Sanath Gurunada, qui gère des plantations de thé bio et classique à Ratnapura, au sud-est de Colombo, a déclaré que si l'interdiction se poursuit, "la récolte commencera à s'effondrer d'ici octobre et nous verrons les exportations sérieusement affectées d'ici novembre ou décembre".
Il a déclaré à l'AFP que sa plantation gardait une section biologique pour le tourisme, mais ce n'était pas viable. Le thé bio coûte 10 fois plus cher à produire et le marché est limité, Ajouta Gurunada.
W.A. Wijewardena, un ancien gouverneur adjoint de la banque centrale et analyste économique, appelé le projet organique "un rêve avec un social inimaginable, coûts politiques et économiques ».
Il a déclaré que la sécurité alimentaire du Sri Lanka avait été « compromise » et que sans devises étrangères, elle « empire de jour en jour ».
Des emplois en jeu
Les experts disent que le problème du riz est également aigu alors que les producteurs de légumes organisent des manifestations quotidiennes près de la réduction des récoltes et des cultures affectées par les ravageurs.
Le thé est la plus grande exportation du Sri Lanka et rapporte environ 1,25 milliard de dollars par an.
"Si nous devenons complètement bio, nous perdrons 50 pour cent de la récolte, (mais) nous n'allons pas obtenir des prix 50 pour cent plus élevés, " a déclaré Gunaratne.
Les propriétaires de plantations de thé disent qu'en plus de la perte de revenus, une mauvaise récolte entraînerait un énorme chômage car les feuilles de thé sont toujours cueillies à la main.
"Avec l'effondrement du thé, les emplois de trois millions de personnes seront menacés, ", a déclaré l'Association des propriétaires d'usines de thé dans un communiqué.
Le ministre des Plantations, Ramesh Pathirana, a déclaré que le gouvernement espérait fournir du compost organique à la place des engrais chimiques.

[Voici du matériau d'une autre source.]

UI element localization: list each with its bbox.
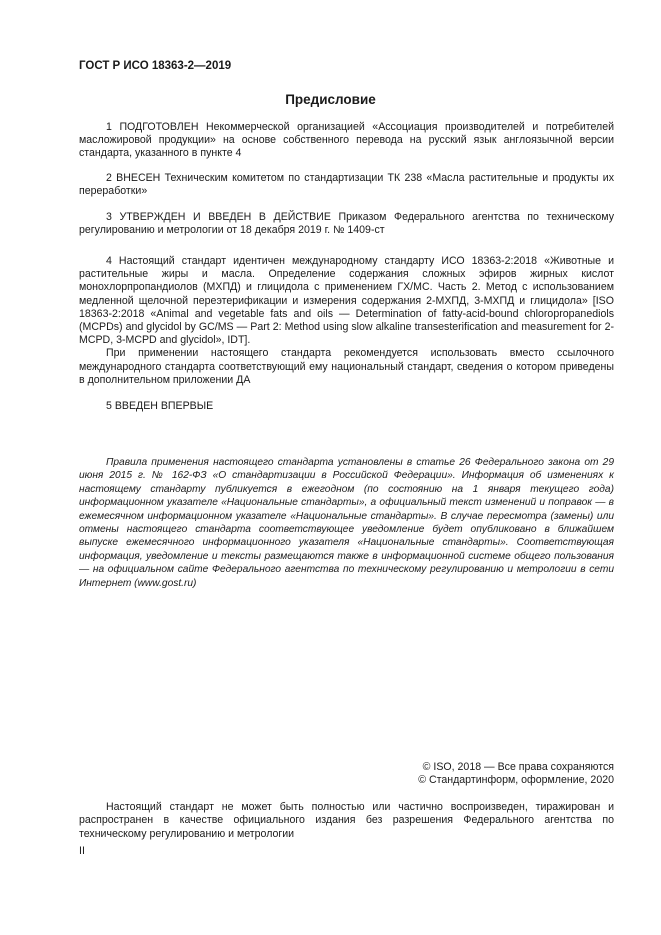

"Notre gouvernement s'est engagé à fournir quelque chose de bien pour l'industrie du thé, côté engrais, ", a-t-il déclaré à l'AFP.
Les agriculteurs disent que les exportations de cannelle et de poivre du Sri Lanka seront également affectées par la campagne biologique.
Le Sri Lanka fournit 85 pour cent du marché mondial de la cannelle de Ceylan, l'un des deux principaux types d'épice, selon les chiffres des Nations Unies.
Toujours, Rajapaksa reste confiant dans son parcours, déclarant lors d'un récent sommet de l'ONU qu'il était convaincu que son initiative biologique garantirait "une plus grande sécurité alimentaire et nutritionnelle" pour les Sri Lankais.
Il a appelé les autres pays à suivre la démarche du Sri Lanka en prenant "les mesures audacieuses nécessaires pour transformer durablement le système alimentaire mondial".